Sayın Bakan, sunumunuzda yer alan bir konuyu sizinle paylaşmak istiyorum. Ücretsiz taşıma konusu son günlerde basında da çok yer alan ve değişik belediyelerle ilgili uygulama farklılıkları gösteren bir konu. Geçtiğimiz yıllarda yani iki yıl öncesinde diyeyim, taşımacı esnaf Bakanlığınızın uygulamalarıyla büyük mağduriyet yaşadı ancak bu mağduriyet her ne kadar siz "Bu yıl içerisinde rakamları yüzde 100 artırdık." deseniz de taşımacı esnafın yani otobüs esnafının, halk otobüsü esnafının mağduriyeti her geçen gün devam etmekte. 18 kalemde ücretsiz taşınan vatandaşımız var ve siz Bakanlık olarak bu otobüs esnafına şöyle bir ödeme yapmaktasınız: Bu yıl yapılan artışlarla, normal illerde 2.700 TL, büyükşehirlerde 3.375 TL, Ankara, İstanbul ve İzmir'de 4.500 TL; bu rakamlar iki yıl önce daha da düşüktü. Örneğin, Antalya'da bir ay içerisinde 800 bin ücretsiz taşınan yolcu var ve bu hesaplamalar yapıldığında, otobüs esnafı, 1 otobüs başına -şehir içinde ortalama 300 otobüs çalıştığını biliyoruz- eğer tam ücret almış olsaydı 40 bin TL, indirimli ücret almış olsaydı 37 bin TL, bu yolcuların tamamı öğrenci olsaydı 17 bin TL ücret alacaktı. Siz kaç para veriyorsunuz? 3.375 TL. Benzinin, mazotun fiyatlarının bu kadar yüksek olduğu, çalışanın maliyetinin çok yükseldiği, araçların parça maliyetlerinin çok yükseldiği bir dönemde ödediğiniz rakamın, o taşımadan para alınmış olsaydı alınacak olan paranın ancak yüzde 10'u olduğunu hatırlatmak istiyorum. Esnafımız zor durumda, bu konuda bir iyileştirme yapılmasını bekliyor esnaf.

(Mikrofon otomatik cihaz tarafından kapatıldı)

CAVİT ARI (Antalya) - Bitiriyorum Başkanım.

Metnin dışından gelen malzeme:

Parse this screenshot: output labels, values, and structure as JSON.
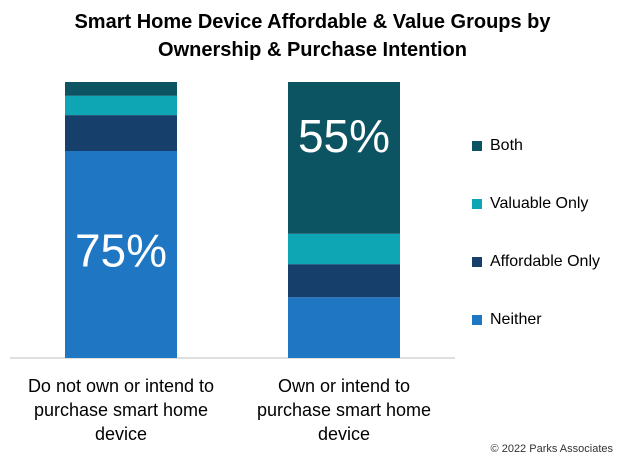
{
  "title_line1": "Smart Home Device Affordable & Value Groups by",
  "title_line2": "Ownership & Purchase Intention",
  "copyright": "© 2022 Parks Associates",
  "colors": {
    "Both": "#0d5463",
    "Valuable Only": "#0ea5b5",
    "Affordable Only": "#173f6b",
    "Neither": "#1f77c4"
  },
  "chart_data": {
    "type": "bar",
    "stacked": true,
    "percent_stacked": true,
    "categories": [
      [
        "Do not own or intend to",
        "purchase smart home",
        "device"
      ],
      [
        "Own or intend to",
        "purchase smart home",
        "device"
      ]
    ],
    "series": [
      {
        "name": "Neither",
        "values": [
          75,
          22
        ]
      },
      {
        "name": "Affordable Only",
        "values": [
          13,
          12
        ]
      },
      {
        "name": "Valuable Only",
        "values": [
          7,
          11
        ]
      },
      {
        "name": "Both",
        "values": [
          5,
          55
        ]
      }
    ],
    "data_labels": [
      {
        "category_index": 0,
        "series": "Neither",
        "text": "75%"
      },
      {
        "category_index": 1,
        "series": "Both",
        "text": "55%"
      }
    ],
    "ylim": [
      0,
      100
    ],
    "legend_order": [
      "Both",
      "Valuable Only",
      "Affordable Only",
      "Neither"
    ],
    "legend_position": "right"
  }
}
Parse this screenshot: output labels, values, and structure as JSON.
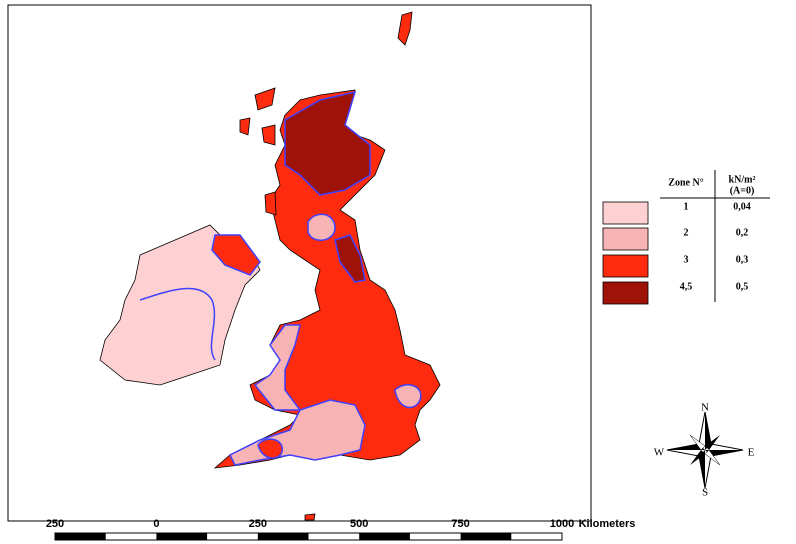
{
  "legend": {
    "headers": [
      "Zone N°",
      "kN/m²",
      "(A=0)"
    ],
    "rows": [
      {
        "zone": "1",
        "value": "0,04",
        "color": "#fdd1d1"
      },
      {
        "zone": "2",
        "value": "0,2",
        "color": "#f8b4b4"
      },
      {
        "zone": "3",
        "value": "0,3",
        "color": "#fe2b0f"
      },
      {
        "zone": "4,5",
        "value": "0,5",
        "color": "#9e1208"
      }
    ]
  },
  "compass": {
    "north": "N",
    "east": "E",
    "south": "S",
    "west": "W"
  },
  "scale": {
    "labels": [
      "250",
      "0",
      "250",
      "500",
      "750",
      "1000"
    ],
    "unit": "Kilometers"
  }
}
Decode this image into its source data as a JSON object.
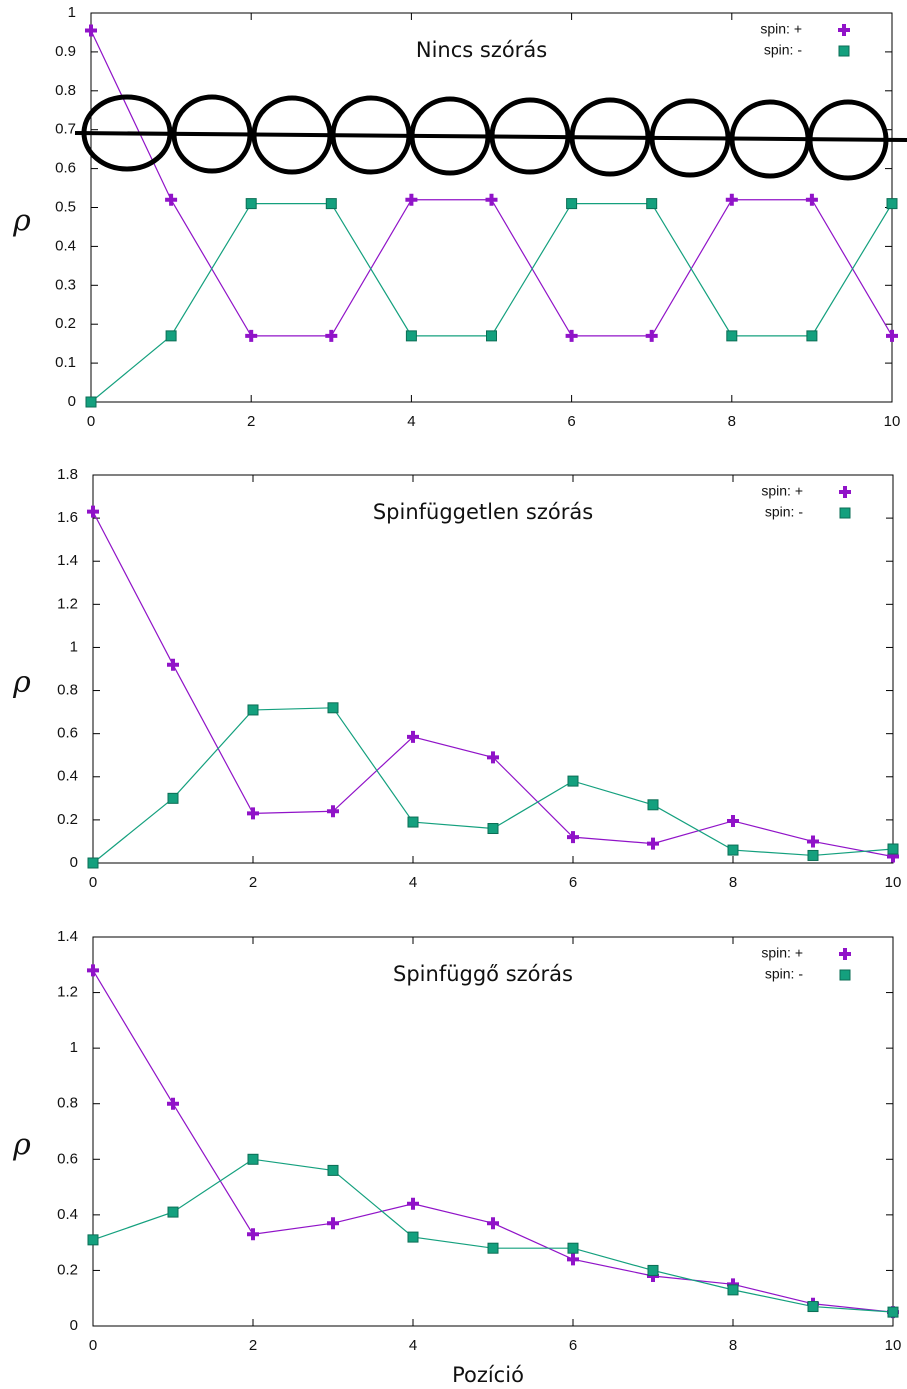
{
  "chart_data": [
    {
      "type": "line",
      "title": "Nincs szórás",
      "ylabel": "ρ",
      "x": [
        0,
        1,
        2,
        3,
        4,
        5,
        6,
        7,
        8,
        9,
        10
      ],
      "xlim": [
        0,
        10
      ],
      "xticks": [
        0,
        2,
        4,
        6,
        8,
        10
      ],
      "ylim": [
        0,
        1
      ],
      "yticks": [
        0,
        0.1,
        0.2,
        0.3,
        0.4,
        0.5,
        0.6,
        0.7,
        0.8,
        0.9,
        1
      ],
      "legend": "upper right",
      "series": [
        {
          "name": "spin: +",
          "color": "#9013c8",
          "marker": "plus",
          "values": [
            0.955,
            0.52,
            0.17,
            0.17,
            0.52,
            0.52,
            0.17,
            0.17,
            0.52,
            0.52,
            0.17
          ]
        },
        {
          "name": "spin: -",
          "color": "#14a07e",
          "marker": "square",
          "values": [
            0,
            0.17,
            0.51,
            0.51,
            0.17,
            0.17,
            0.51,
            0.51,
            0.17,
            0.17,
            0.51
          ]
        }
      ]
    },
    {
      "type": "line",
      "title": "Spinfüggetlen szórás",
      "ylabel": "ρ",
      "x": [
        0,
        1,
        2,
        3,
        4,
        5,
        6,
        7,
        8,
        9,
        10
      ],
      "xlim": [
        0,
        10
      ],
      "xticks": [
        0,
        2,
        4,
        6,
        8,
        10
      ],
      "ylim": [
        0,
        1.8
      ],
      "yticks": [
        0,
        0.2,
        0.4,
        0.6,
        0.8,
        1,
        1.2,
        1.4,
        1.6,
        1.8
      ],
      "legend": "upper right",
      "series": [
        {
          "name": "spin: +",
          "color": "#9013c8",
          "marker": "plus",
          "values": [
            1.63,
            0.92,
            0.23,
            0.24,
            0.585,
            0.49,
            0.12,
            0.09,
            0.195,
            0.1,
            0.03
          ]
        },
        {
          "name": "spin: -",
          "color": "#14a07e",
          "marker": "square",
          "values": [
            0,
            0.3,
            0.71,
            0.72,
            0.19,
            0.16,
            0.38,
            0.27,
            0.06,
            0.035,
            0.065
          ]
        }
      ]
    },
    {
      "type": "line",
      "title": "Spinfüggő szórás",
      "ylabel": "ρ",
      "xlabel": "Pozíció",
      "x": [
        0,
        1,
        2,
        3,
        4,
        5,
        6,
        7,
        8,
        9,
        10
      ],
      "xlim": [
        0,
        10
      ],
      "xticks": [
        0,
        2,
        4,
        6,
        8,
        10
      ],
      "ylim": [
        0,
        1.4
      ],
      "yticks": [
        0,
        0.2,
        0.4,
        0.6,
        0.8,
        1,
        1.2,
        1.4
      ],
      "legend": "upper right",
      "series": [
        {
          "name": "spin: +",
          "color": "#9013c8",
          "marker": "plus",
          "values": [
            1.28,
            0.8,
            0.33,
            0.37,
            0.44,
            0.37,
            0.24,
            0.18,
            0.15,
            0.08,
            0.05
          ]
        },
        {
          "name": "spin: -",
          "color": "#14a07e",
          "marker": "square",
          "values": [
            0.31,
            0.41,
            0.6,
            0.56,
            0.32,
            0.28,
            0.28,
            0.2,
            0.13,
            0.07,
            0.05
          ]
        }
      ]
    }
  ]
}
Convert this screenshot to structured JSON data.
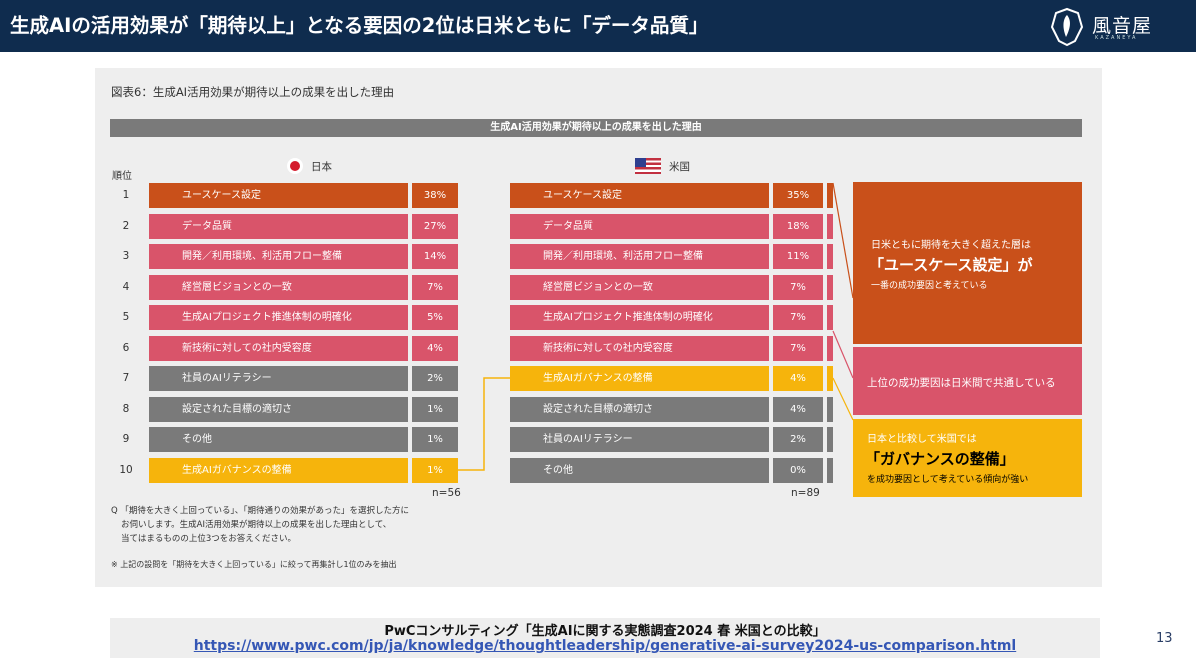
{
  "header": {
    "title": "生成AIの活用効果が「期待以上」となる要因の2位は日米ともに「データ品質」",
    "logo_text": "風音屋",
    "logo_sub": "KAZANEYA"
  },
  "colors": {
    "orange": "#c9501a",
    "pink": "#d9546a",
    "gray": "#7a7a7a",
    "yellow": "#f6b40c",
    "navy": "#0f2c4e"
  },
  "chart_data": {
    "type": "bar",
    "title": "図表6：生成AI活用効果が期待以上の成果を出した理由",
    "header": "生成AI活用効果が期待以上の成果を出した理由",
    "rank_label": "順位",
    "japan": {
      "name": "日本",
      "n": "n=56",
      "rows": [
        {
          "rank": "1",
          "label": "ユースケース設定",
          "pct": "38%",
          "value": 38,
          "color": "orange"
        },
        {
          "rank": "2",
          "label": "データ品質",
          "pct": "27%",
          "value": 27,
          "color": "pink"
        },
        {
          "rank": "3",
          "label": "開発／利用環境、利活用フロー整備",
          "pct": "14%",
          "value": 14,
          "color": "pink"
        },
        {
          "rank": "4",
          "label": "経営層ビジョンとの一致",
          "pct": "7%",
          "value": 7,
          "color": "pink"
        },
        {
          "rank": "5",
          "label": "生成AIプロジェクト推進体制の明確化",
          "pct": "5%",
          "value": 5,
          "color": "pink"
        },
        {
          "rank": "6",
          "label": "新技術に対しての社内受容度",
          "pct": "4%",
          "value": 4,
          "color": "pink"
        },
        {
          "rank": "7",
          "label": "社員のAIリテラシー",
          "pct": "2%",
          "value": 2,
          "color": "gray"
        },
        {
          "rank": "8",
          "label": "設定された目標の適切さ",
          "pct": "1%",
          "value": 1,
          "color": "gray"
        },
        {
          "rank": "9",
          "label": "その他",
          "pct": "1%",
          "value": 1,
          "color": "gray"
        },
        {
          "rank": "10",
          "label": "生成AIガバナンスの整備",
          "pct": "1%",
          "value": 1,
          "color": "yellow"
        }
      ]
    },
    "us": {
      "name": "米国",
      "n": "n=89",
      "rows": [
        {
          "label": "ユースケース設定",
          "pct": "35%",
          "value": 35,
          "color": "orange"
        },
        {
          "label": "データ品質",
          "pct": "18%",
          "value": 18,
          "color": "pink"
        },
        {
          "label": "開発／利用環境、利活用フロー整備",
          "pct": "11%",
          "value": 11,
          "color": "pink"
        },
        {
          "label": "経営層ビジョンとの一致",
          "pct": "7%",
          "value": 7,
          "color": "pink"
        },
        {
          "label": "生成AIプロジェクト推進体制の明確化",
          "pct": "7%",
          "value": 7,
          "color": "pink"
        },
        {
          "label": "新技術に対しての社内受容度",
          "pct": "7%",
          "value": 7,
          "color": "pink"
        },
        {
          "label": "生成AIガバナンスの整備",
          "pct": "4%",
          "value": 4,
          "color": "yellow"
        },
        {
          "label": "設定された目標の適切さ",
          "pct": "4%",
          "value": 4,
          "color": "gray"
        },
        {
          "label": "社員のAIリテラシー",
          "pct": "2%",
          "value": 2,
          "color": "gray"
        },
        {
          "label": "その他",
          "pct": "0%",
          "value": 0,
          "color": "gray"
        }
      ]
    }
  },
  "callouts": {
    "usecase": {
      "line1": "日米ともに期待を大きく超えた層は",
      "line2": "「ユースケース設定」が",
      "line3": "一番の成功要因と考えている"
    },
    "common": {
      "line1": "上位の成功要因は日米間で共通している"
    },
    "governance": {
      "line1": "日本と比較して米国では",
      "line2": "「ガバナンスの整備」",
      "line3": "を成功要因として考えている傾向が強い"
    }
  },
  "notes": {
    "q1": "Q 「期待を大きく上回っている」、「期待通りの効果があった」を選択した方に",
    "q2": "お伺いします。生成AI活用効果が期待以上の成果を出した理由として、",
    "q3": "当てはまるものの上位3つをお答えください。",
    "footnote": "※ 上記の設問を「期待を大きく上回っている」に絞って再集計し1位のみを抽出"
  },
  "source": {
    "line1": "PwCコンサルティング「生成AIに関する実態調査2024 春 米国との比較」",
    "url": "https://www.pwc.com/jp/ja/knowledge/thoughtleadership/generative-ai-survey2024-us-comparison.html"
  },
  "page_number": "13"
}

BAŞKAN MEHMET MUŞ - Buyurun.

CAVİT ARI (Antalya) - Sayın Bakan, sunum kitapçığınızda "Evlat edinme hizmetleriyle 494 çocuk sıcak yuvasına kavuştu; böylece 19.441 çocuğun aile şefkatiyle büyümesini sağladık." diye bir cümle var. Buradaki 494 hangi yıla dairdir? Eğer bir yıl içerisinde devlet olarak siz 494 çocuğu ancak evlat edindirebiliyorsanız gerçekten bu, çok düşük bir sayıdır. Çünkü evlat edinmelerin, sağlıklı bir şekilde evlat edinmelerin özendirilmesi, desteklenmesi ve teşvik edilmesi o çocukların herhâlde diğer koşullarda büyümesinden daha iyi olacaktır diye ifade etmek istiyorum.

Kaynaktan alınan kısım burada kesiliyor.